Elas variam desde a deusa romana Libertas até o deus grego do sol, Hélios, passando pela multifacetada deusa egípcia Ísis — que era motivo de fascinação para o criador da escultura, o artista francês Frédéric-Auguste Bartholdi (1834-1904).
A obra parece destinada a gerar discussões. Ela é a imponente incorporação de uma verdade evidente sobre os símbolos culturais: a de que suas verdades nunca são evidentes.
A escultura de Bartholdi tem 46 metros de altura e é feita de cobre. Ela foi habilidosamente construída pelo engenheiro francês Gustave Eiffel (1832-1923) e apresentada formalmente aos Estados Unidos como um presente da França no dia 4 de julho de 1884.
Mas o motivo da atual controvérsia é uma surpreendente pintura da artista afro-americana contemporânea Amy Sherald, reimaginando a Estátua da Liberdade como uma mulher negra transgênero.
No início de julho, Sherald foi alertada que sua obra, intitulada Trans Forming Liberty (“Trans Formando a Liberdade”, em tradução livre), poderia irritar o presidente americano Donald Trump, que emitiu em janeiro uma ordem executiva, reconhecendo apenas dois sexos (masculino e feminino).
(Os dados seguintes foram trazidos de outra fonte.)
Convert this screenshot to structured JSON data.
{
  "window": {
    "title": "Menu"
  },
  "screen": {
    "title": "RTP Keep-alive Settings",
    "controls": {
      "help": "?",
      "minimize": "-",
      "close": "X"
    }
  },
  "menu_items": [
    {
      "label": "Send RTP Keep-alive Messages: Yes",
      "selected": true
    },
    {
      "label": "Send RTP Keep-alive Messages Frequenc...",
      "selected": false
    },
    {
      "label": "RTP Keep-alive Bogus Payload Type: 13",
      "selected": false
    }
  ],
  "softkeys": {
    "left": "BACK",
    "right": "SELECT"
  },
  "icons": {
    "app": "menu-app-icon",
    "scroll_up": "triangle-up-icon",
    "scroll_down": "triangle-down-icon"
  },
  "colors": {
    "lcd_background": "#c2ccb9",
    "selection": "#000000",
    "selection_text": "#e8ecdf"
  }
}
Por isso, a pintura não deveria ser incluída na exibição de suas obras na Galeria Nacional de Retratos do Instituto Smithsonian, em Washington DC, nos Estados Unidos, que é mantida com fundos do governo federal.
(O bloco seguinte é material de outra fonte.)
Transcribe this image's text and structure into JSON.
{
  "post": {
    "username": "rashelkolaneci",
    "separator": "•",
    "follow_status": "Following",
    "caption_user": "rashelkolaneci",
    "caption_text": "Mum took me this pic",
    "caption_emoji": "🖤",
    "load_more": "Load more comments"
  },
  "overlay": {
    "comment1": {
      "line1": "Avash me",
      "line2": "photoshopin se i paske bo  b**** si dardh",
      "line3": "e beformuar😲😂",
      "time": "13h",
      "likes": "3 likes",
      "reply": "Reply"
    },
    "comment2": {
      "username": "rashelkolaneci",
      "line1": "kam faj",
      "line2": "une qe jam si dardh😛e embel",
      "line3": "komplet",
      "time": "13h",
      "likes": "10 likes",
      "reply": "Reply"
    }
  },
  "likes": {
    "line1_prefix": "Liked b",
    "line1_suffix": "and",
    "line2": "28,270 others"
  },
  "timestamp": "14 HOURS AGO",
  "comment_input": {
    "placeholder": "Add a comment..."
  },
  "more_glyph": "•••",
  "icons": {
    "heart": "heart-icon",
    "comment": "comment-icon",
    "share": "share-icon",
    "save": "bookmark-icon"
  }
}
Até então, Sherald era mais conhecida pelo retrato oficial da ex-primeira-dama americana Michelle Obama, em 2018. E, em vez de considerar a retirada da obra, ela decidiu cancelar a exposição, pelo que chamou de “cultura da censura”.
Crédito, The Whitney Museum
A obra em questão se encontra atualmente em exibição no Museu Whitney, em Nova York. Ela faz parte da exibição itinerante de Sherald intitulada American Sublime e é uma amostra característica do instinto da artista, de deslocar seus temas e desestabilizar as expectativas.
Sherald costuma atingir este objetivo com frequência. Foi o que ocorreu no retrato de Michelle Obama e em Trans Forming Liberty.
Ela traduz a aparência das pessoas retratadas em uma escala de cinza (ou “grisalho”) incomum, incentivando o observador a olhar além da cor da pele e reavaliar seus conceitos sobre o que constitui raça.
A modelo para a obra de Sherald, Arewà Basit, é uma artista negra que se identifica como mulher trans não binária.
Ela é retratada contra um fundo rosa plano, com uma das mãos nos quadris e um vestido azul vibrante, que relembra a resplandescência sobrenatural das Madonas da Renascença. Seus cabelos têm um marcante tom de rosa.
A tocha que ela ergue na mão direita foi substituída por um buquê de humildes gérberas, um símbolo tradicional de alegria e esperança.
Esta sutil subversão relembra vagamente a mensagem pelo desarmamento do Atirador de Flores de Banksy, que também é poderoso pela sua impotência.
Sobre esse poder proposto pela sua obra, Sherald explicou para a rede de TV americana ABC que seu quadro “existe para dar espaço a alguém cuja humanidade foi politizada e desprezada”.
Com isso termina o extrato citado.